DUSP7 and DUSP8 promoter hypermethylations: Predictors of clinical outcomes in advanced epithelial ovarian carcinoma

Abstract

5501 Background: The Dual specificity phosphatases (DUSPs) are a subclass of the protein tyrosine phosphatase (PTP) gene family which appears to be selective for dephosphorylating the critical phosphothreonine and phosphotyrosine residues within the mitogen-activated protein kinases (MAPKs) leading to inactivation. MAPK activation is a downstream target of several oncogenes and may give rise to oncogenic transformation, and hence DUSPs are potential tumor suppressor genes. The aim of this study was to investigate if DUSPs are subject to methylation-dependent silencing in epithelial ovarian cancer.
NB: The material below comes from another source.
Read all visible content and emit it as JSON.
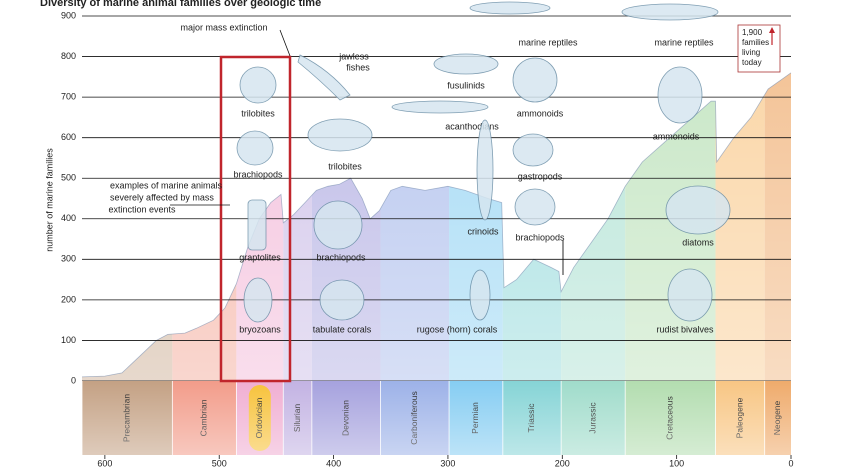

Methods: In this study, promoter methylation and gene expression of the DUSPs genes (DUSP1, DUSP2, DUSP3, DUSP4, DUSP5, DUSP6, DUSP7, DUSP8 and DUSP10) were investigated in 9 ovarian cancer cell lines and in 74 primary epithelial ovarian tumors (Stage III/IV), using methylation specific PCR (MSP) and Reverse- transcription PCR (RT-PCR). The 74 clinical samples were retrospectively retrieved from a large Phase III RCT (the EORTC 55931/NCIC OV10) with clinical follow-up in excess of 6.5 years. Results: Ovarian Cancer Cell lines: Aberrant CpG methylation detected in DUSP1, DUSP2, DUSP4, DUSP6, DUSP7 and DUSP8. DUSP7 promoter methylation was associated with downregulation of mRNA expression. Primary Ovarian Tumors: Methylation of DUSP1, DUSP2, DUSP7 and DUSP8 was observed in 15–38% of the primary tumors. DUSP7 methylation is a predictor of adverse PFS in both univariate (median PFS 10.6 m versus 13.3m, p=0.002) and multivariate (Cox Regression HR 2.76, p<0.001) analyses, and is associated with a trend for poorer OS (22.1 m versus 29.3 m, p=0.07). In contrast, DUSP8 methylation is an independent predictor of favorable PFS (median 23.7m versus 11.5m; Cox Regression HR 0.30, p=0.006) and OS (HR 0.31, p=0.013). 5-year OS for DUSP8 methylated patients was 58.3% compared with 16.1% for DUSP8 unmethylated (HR 0.277, p=0.005). Conclusion: This is the first report of DUSP methylation in epithelial ovarian cancer. The study suggests that methylation-dependent transcriptional silencing of DUSP7 in advanced epithelial ovarian cancer may represent an independent predictor of adverse PFS. DUSP8 methylation, on the other hand, is a favorable clinical outcome marker. No significant financial relationships to disclose.